Oh, man. This is awesome, and it's actually..._true?!_ :shocked:

There needs to be an option to list one's alter ego on this site...


----------



## agokcen (Jan 3, 2010)

If, for whatever reason, y'all care to know:

With the help of my dearest Lady Grey, I've come to the conclusion that I'm still just ENTP. I am, however, in the midst of an intense introverted spell. Also, although I will certainly continue to look into my various nuances, I have come to terms with the fact that I am just a weirdo among the weirdos.

Thanks for your help, dudes. roud:


----------



## ENTPreneur (Dec 13, 2009)

I think it is an ENTP trait (P) to wish to have something to work with, ar ADAPT to. Such as someone elses conversation etc. I can also wait to see if someone is interesting or whatever: I am 100% extrovert but I dont need to cling to someone and blabber in thier ear all the time. The E is about getting energized. 

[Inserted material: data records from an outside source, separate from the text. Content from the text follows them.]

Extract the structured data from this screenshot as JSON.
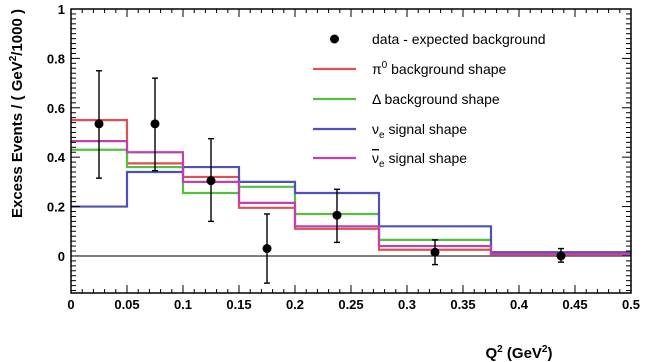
{
  "chart_data": {
    "type": "line",
    "xlabel": "Q",
    "xlabel_sup": "2",
    "xlabel_unit_pre": " (GeV",
    "xlabel_unit_sup": "2",
    "xlabel_unit_post": ")",
    "ylabel": "Excess Events / ( GeV",
    "ylabel_sup": "2",
    "ylabel_post": "/1000 )",
    "xlim": [
      0,
      0.5
    ],
    "ylim": [
      -0.15,
      1.0
    ],
    "grid": false,
    "legend_position": "top-right",
    "x_ticks": [
      "0",
      "0.05",
      "0.1",
      "0.15",
      "0.2",
      "0.25",
      "0.3",
      "0.35",
      "0.4",
      "0.45",
      "0.5"
    ],
    "x_tick_values": [
      0,
      0.05,
      0.1,
      0.15,
      0.2,
      0.25,
      0.3,
      0.35,
      0.4,
      0.45,
      0.5
    ],
    "y_ticks": [
      "0",
      "0.2",
      "0.4",
      "0.6",
      "0.8",
      "1"
    ],
    "y_tick_values": [
      0,
      0.2,
      0.4,
      0.6,
      0.8,
      1.0
    ],
    "bin_edges": [
      0,
      0.05,
      0.1,
      0.15,
      0.2,
      0.275,
      0.375,
      0.5
    ],
    "data": {
      "name": "data - expected background",
      "x": [
        0.025,
        0.075,
        0.125,
        0.175,
        0.2375,
        0.325,
        0.4375
      ],
      "y": [
        0.535,
        0.535,
        0.305,
        0.03,
        0.165,
        0.015,
        0.0
      ],
      "err_low": [
        0.22,
        0.19,
        0.165,
        0.14,
        0.11,
        0.05,
        0.025
      ],
      "err_high": [
        0.215,
        0.185,
        0.17,
        0.14,
        0.105,
        0.05,
        0.03
      ],
      "color": "#000000"
    },
    "series": [
      {
        "name": "π",
        "name_sup": "0",
        "name_post": " background shape",
        "color": "#e05050",
        "values": [
          0.55,
          0.375,
          0.32,
          0.195,
          0.11,
          0.025,
          0.005
        ]
      },
      {
        "name": "Δ background shape",
        "color": "#55c040",
        "values": [
          0.43,
          0.36,
          0.255,
          0.28,
          0.17,
          0.065,
          0.01
        ]
      },
      {
        "name": "ν",
        "name_sub": "e",
        "name_post": " signal shape",
        "color": "#5050b8",
        "values": [
          0.2,
          0.34,
          0.36,
          0.3,
          0.255,
          0.12,
          0.015
        ]
      },
      {
        "name": "ν",
        "name_sub": "e",
        "name_post": " signal shape",
        "name_bar": true,
        "color": "#c040b0",
        "values": [
          0.465,
          0.42,
          0.3,
          0.215,
          0.12,
          0.04,
          0.008
        ]
      }
    ]
  }
}
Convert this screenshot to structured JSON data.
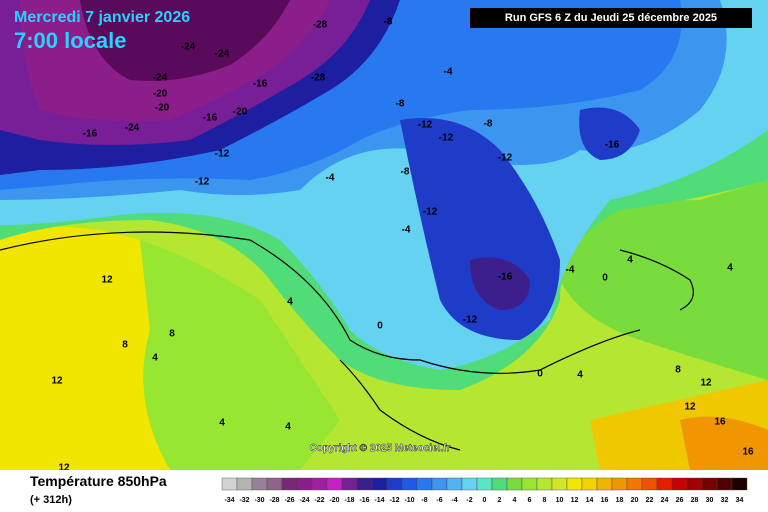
{
  "header": {
    "title": "Mercredi 7 janvier 2026",
    "subtitle": "7:00 locale",
    "run": "Run GFS 6 Z du Jeudi 25 décembre 2025"
  },
  "map": {
    "contour_labels": [
      -28,
      -24,
      -24,
      -16,
      -20,
      -24,
      -16,
      -24,
      -20,
      -28,
      -16,
      -20,
      -12,
      -12,
      -8,
      -8,
      -4,
      -12,
      -8,
      -12,
      -12,
      -16,
      -4,
      -4,
      -8,
      -12,
      -16,
      -12,
      -4,
      0,
      0,
      4,
      4,
      4,
      0,
      4,
      12,
      8,
      12,
      8,
      4,
      4,
      4,
      8,
      12,
      12,
      16,
      16,
      12
    ],
    "copyright": "Copyright © 2025 Meteociel.fr"
  },
  "legend": {
    "title": "Température 850hPa",
    "lead": "(+ 312h)",
    "values": [
      -34,
      -32,
      -30,
      -28,
      -26,
      -24,
      -22,
      -20,
      -18,
      -16,
      -14,
      -12,
      -10,
      -8,
      -6,
      -4,
      -2,
      0,
      2,
      4,
      6,
      8,
      10,
      12,
      14,
      16,
      18,
      20,
      22,
      24,
      26,
      28,
      30,
      32,
      34
    ],
    "colors": [
      "#d2d2d2",
      "#b4b4b4",
      "#968296",
      "#8c648c",
      "#782878",
      "#8c1e8c",
      "#a01ea0",
      "#c81ec8",
      "#781e96",
      "#3c1e8c",
      "#1e1ea0",
      "#1e3cc8",
      "#1e5ae6",
      "#2878f0",
      "#3c96f0",
      "#50b4f0",
      "#64d2f0",
      "#5ae6c8",
      "#50dc78",
      "#78dc3c",
      "#96e632",
      "#b4e632",
      "#d2e628",
      "#f0e600",
      "#f0d200",
      "#f0b400",
      "#f09600",
      "#f07800",
      "#f05000",
      "#e61e00",
      "#c80000",
      "#a00000",
      "#780000",
      "#500000",
      "#1e0000"
    ]
  }
}
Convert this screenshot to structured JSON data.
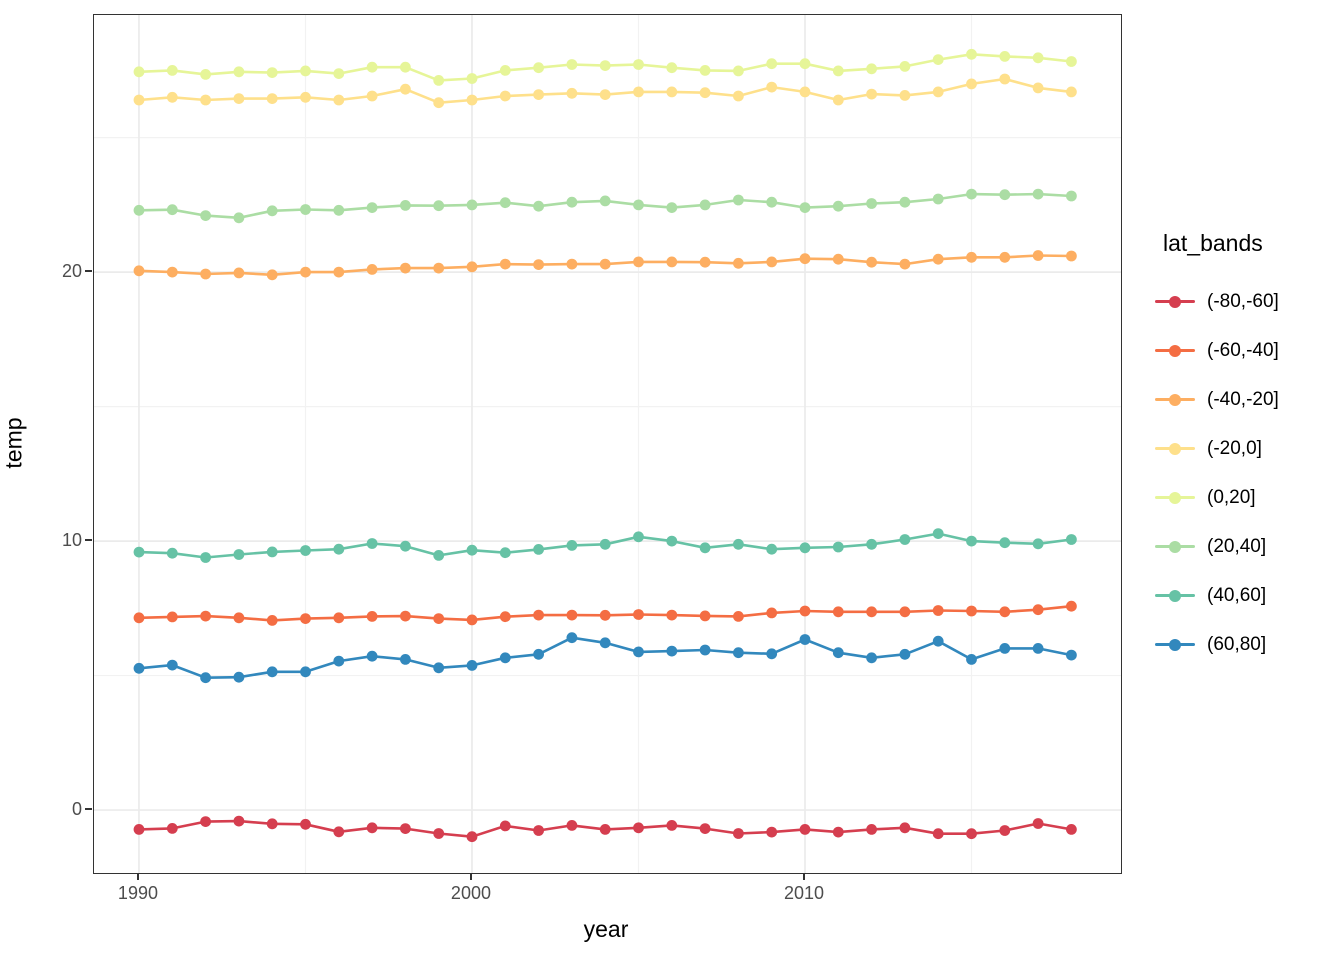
{
  "chart_data": {
    "type": "line",
    "title": "",
    "xlabel": "year",
    "ylabel": "temp",
    "legend_title": "lat_bands",
    "legend_position": "right",
    "grid": true,
    "xlim": [
      1988.65,
      2019.49
    ],
    "ylim": [
      -2.34,
      29.56
    ],
    "x_ticks": [
      1990,
      2000,
      2010
    ],
    "x_tick_labels": [
      "1990",
      "2000",
      "2010"
    ],
    "x_minor_ticks": [
      1995,
      2005,
      2015
    ],
    "y_ticks": [
      0,
      10,
      20
    ],
    "y_tick_labels": [
      "0",
      "10",
      "20"
    ],
    "y_minor_ticks": [
      5,
      15,
      25
    ],
    "x": [
      1990,
      1991,
      1992,
      1993,
      1994,
      1995,
      1996,
      1997,
      1998,
      1999,
      2000,
      2001,
      2002,
      2003,
      2004,
      2005,
      2006,
      2007,
      2008,
      2009,
      2010,
      2011,
      2012,
      2013,
      2014,
      2015,
      2016,
      2017,
      2018
    ],
    "series": [
      {
        "name": "(-80,-60]",
        "color": "#d53e4f",
        "values": [
          -0.72,
          -0.68,
          -0.43,
          -0.41,
          -0.51,
          -0.53,
          -0.81,
          -0.66,
          -0.69,
          -0.87,
          -0.99,
          -0.59,
          -0.76,
          -0.57,
          -0.72,
          -0.66,
          -0.57,
          -0.69,
          -0.87,
          -0.82,
          -0.72,
          -0.82,
          -0.72,
          -0.66,
          -0.88,
          -0.88,
          -0.76,
          -0.5,
          -0.72
        ]
      },
      {
        "name": "(-60,-40]",
        "color": "#f46d43",
        "values": [
          7.15,
          7.18,
          7.21,
          7.15,
          7.05,
          7.12,
          7.15,
          7.2,
          7.21,
          7.12,
          7.07,
          7.19,
          7.25,
          7.25,
          7.24,
          7.27,
          7.25,
          7.22,
          7.2,
          7.33,
          7.4,
          7.37,
          7.37,
          7.37,
          7.42,
          7.4,
          7.37,
          7.45,
          7.58
        ]
      },
      {
        "name": "(-40,-20]",
        "color": "#fdae61",
        "values": [
          20.05,
          20.0,
          19.93,
          19.97,
          19.9,
          20.0,
          20.0,
          20.1,
          20.15,
          20.15,
          20.2,
          20.3,
          20.28,
          20.3,
          20.3,
          20.38,
          20.38,
          20.37,
          20.33,
          20.38,
          20.5,
          20.48,
          20.37,
          20.3,
          20.48,
          20.55,
          20.55,
          20.62,
          20.6
        ]
      },
      {
        "name": "(-20,0]",
        "color": "#fee08b",
        "values": [
          26.4,
          26.5,
          26.4,
          26.45,
          26.45,
          26.5,
          26.4,
          26.55,
          26.8,
          26.3,
          26.4,
          26.55,
          26.6,
          26.65,
          26.6,
          26.7,
          26.7,
          26.67,
          26.55,
          26.88,
          26.7,
          26.4,
          26.62,
          26.57,
          26.7,
          27.0,
          27.18,
          26.85,
          26.7
        ]
      },
      {
        "name": "(0,20]",
        "color": "#e6f598",
        "values": [
          27.45,
          27.5,
          27.35,
          27.45,
          27.42,
          27.48,
          27.38,
          27.62,
          27.62,
          27.13,
          27.2,
          27.5,
          27.6,
          27.72,
          27.68,
          27.72,
          27.6,
          27.5,
          27.48,
          27.75,
          27.75,
          27.48,
          27.56,
          27.65,
          27.9,
          28.1,
          28.02,
          27.97,
          27.83
        ]
      },
      {
        "name": "(20,40]",
        "color": "#abdda4",
        "values": [
          22.3,
          22.32,
          22.1,
          22.02,
          22.28,
          22.33,
          22.3,
          22.4,
          22.48,
          22.47,
          22.5,
          22.58,
          22.45,
          22.6,
          22.65,
          22.5,
          22.4,
          22.5,
          22.68,
          22.6,
          22.4,
          22.45,
          22.55,
          22.6,
          22.72,
          22.9,
          22.88,
          22.9,
          22.83
        ]
      },
      {
        "name": "(40,60]",
        "color": "#66c2a5",
        "values": [
          9.59,
          9.55,
          9.39,
          9.5,
          9.6,
          9.65,
          9.7,
          9.91,
          9.81,
          9.47,
          9.66,
          9.57,
          9.69,
          9.84,
          9.88,
          10.16,
          10.0,
          9.75,
          9.88,
          9.7,
          9.75,
          9.78,
          9.88,
          10.06,
          10.28,
          10.0,
          9.94,
          9.9,
          10.06
        ]
      },
      {
        "name": "(60,80]",
        "color": "#3288bd",
        "values": [
          5.27,
          5.39,
          4.92,
          4.94,
          5.14,
          5.14,
          5.54,
          5.72,
          5.6,
          5.29,
          5.38,
          5.66,
          5.79,
          6.41,
          6.22,
          5.88,
          5.91,
          5.95,
          5.85,
          5.81,
          6.34,
          5.85,
          5.66,
          5.79,
          6.28,
          5.6,
          6.01,
          6.01,
          5.76
        ]
      }
    ],
    "style": {
      "grid_major_color": "#ebebeb",
      "grid_minor_color": "#f2f2f2",
      "panel_border_color": "#333333",
      "tick_label_color": "#4d4d4d",
      "axis_title_color": "#000000"
    }
  }
}
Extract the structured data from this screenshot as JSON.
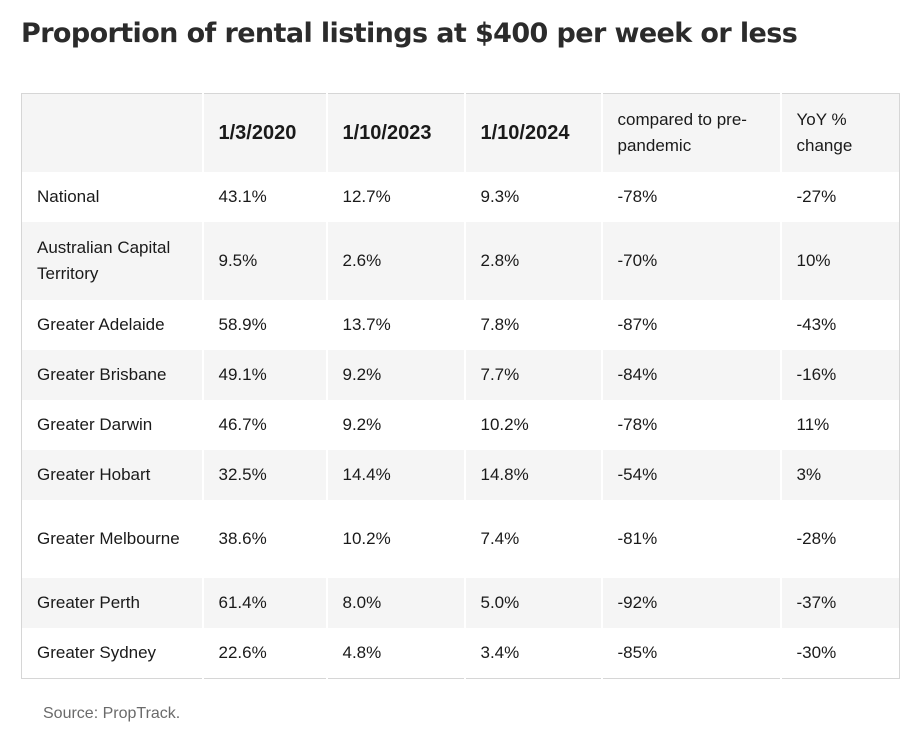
{
  "chart_data": {
    "type": "table",
    "title": "Proportion of rental listings at $400 per week or less",
    "columns": [
      "",
      "1/3/2020",
      "1/10/2023",
      "1/10/2024",
      "compared to pre-pandemic",
      "YoY % change"
    ],
    "rows": [
      {
        "region": "National",
        "v2020": "43.1%",
        "v2023": "12.7%",
        "v2024": "9.3%",
        "vs_pre": "-78%",
        "yoy": "-27%"
      },
      {
        "region": "Australian Capital Territory",
        "v2020": "9.5%",
        "v2023": "2.6%",
        "v2024": "2.8%",
        "vs_pre": "-70%",
        "yoy": "10%"
      },
      {
        "region": "Greater Adelaide",
        "v2020": "58.9%",
        "v2023": "13.7%",
        "v2024": "7.8%",
        "vs_pre": "-87%",
        "yoy": "-43%"
      },
      {
        "region": "Greater Brisbane",
        "v2020": "49.1%",
        "v2023": "9.2%",
        "v2024": "7.7%",
        "vs_pre": "-84%",
        "yoy": "-16%"
      },
      {
        "region": "Greater Darwin",
        "v2020": "46.7%",
        "v2023": "9.2%",
        "v2024": "10.2%",
        "vs_pre": "-78%",
        "yoy": "11%"
      },
      {
        "region": "Greater Hobart",
        "v2020": "32.5%",
        "v2023": "14.4%",
        "v2024": "14.8%",
        "vs_pre": "-54%",
        "yoy": "3%"
      },
      {
        "region": "Greater Melbourne",
        "v2020": "38.6%",
        "v2023": "10.2%",
        "v2024": "7.4%",
        "vs_pre": "-81%",
        "yoy": "-28%"
      },
      {
        "region": "Greater Perth",
        "v2020": "61.4%",
        "v2023": "8.0%",
        "v2024": "5.0%",
        "vs_pre": "-92%",
        "yoy": "-37%"
      },
      {
        "region": "Greater Sydney",
        "v2020": "22.6%",
        "v2023": "4.8%",
        "v2024": "3.4%",
        "vs_pre": "-85%",
        "yoy": "-30%"
      }
    ],
    "source": "Source: PropTrack."
  }
}
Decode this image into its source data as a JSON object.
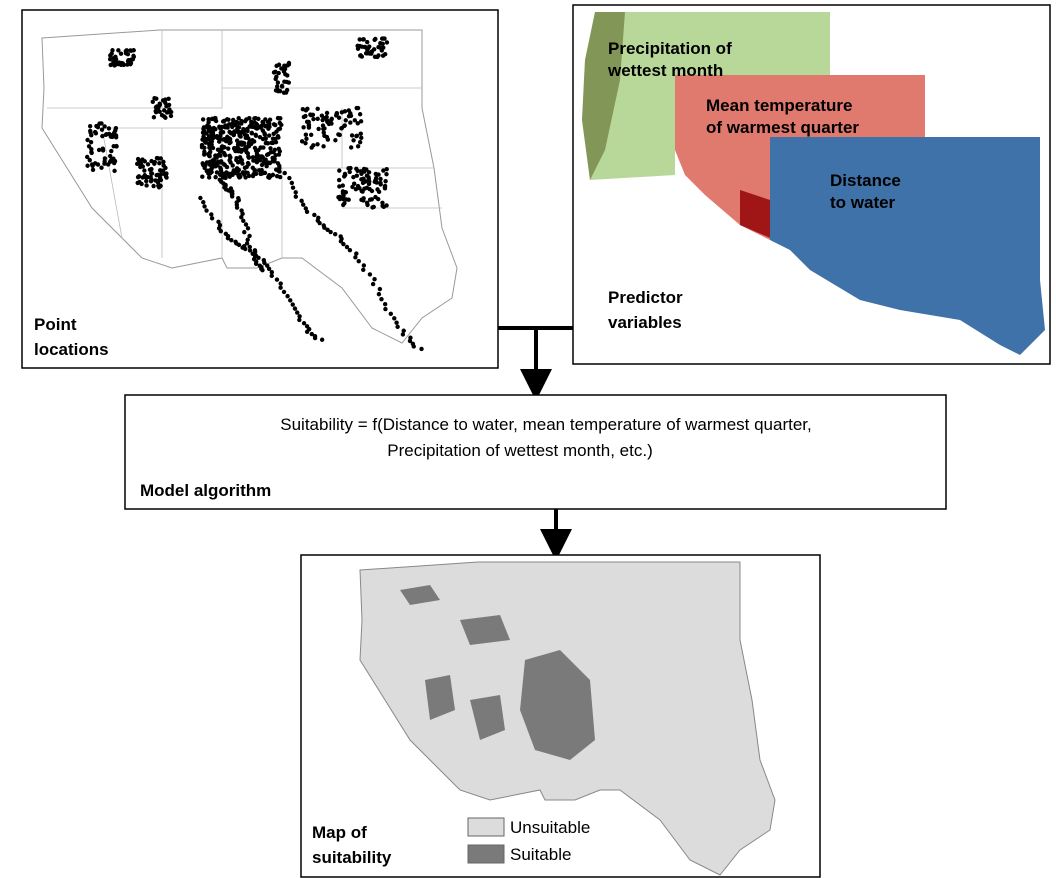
{
  "point_locations": {
    "label": [
      "Point",
      "locations"
    ]
  },
  "predictor_variables": {
    "label": [
      "Predictor",
      "variables"
    ],
    "layers": [
      {
        "label": [
          "Precipitation of",
          "wettest month"
        ]
      },
      {
        "label": [
          "Mean temperature",
          "of warmest quarter"
        ]
      },
      {
        "label": [
          "Distance",
          "to water"
        ]
      }
    ]
  },
  "model_algorithm": {
    "formula": [
      "Suitability = f(Distance to water, mean temperature of warmest quarter,",
      "Precipitation of wettest month, etc.)"
    ],
    "label": "Model algorithm"
  },
  "suitability_map": {
    "label": [
      "Map of",
      "suitability"
    ],
    "legend": [
      "Unsuitable",
      "Suitable"
    ]
  }
}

Most often it would seem that Es are attracted to Is and vice versa. I myself feel like a cross between I and E. There is NOONE who really knows me, and has peeled all the layers of my onion (no sexual joke intended. So you dont have to wear your personality on the outside either. I find Sensors are more WYSIWYG, whereas Ns can take a LOT of time - if even possible - to decipher.


----------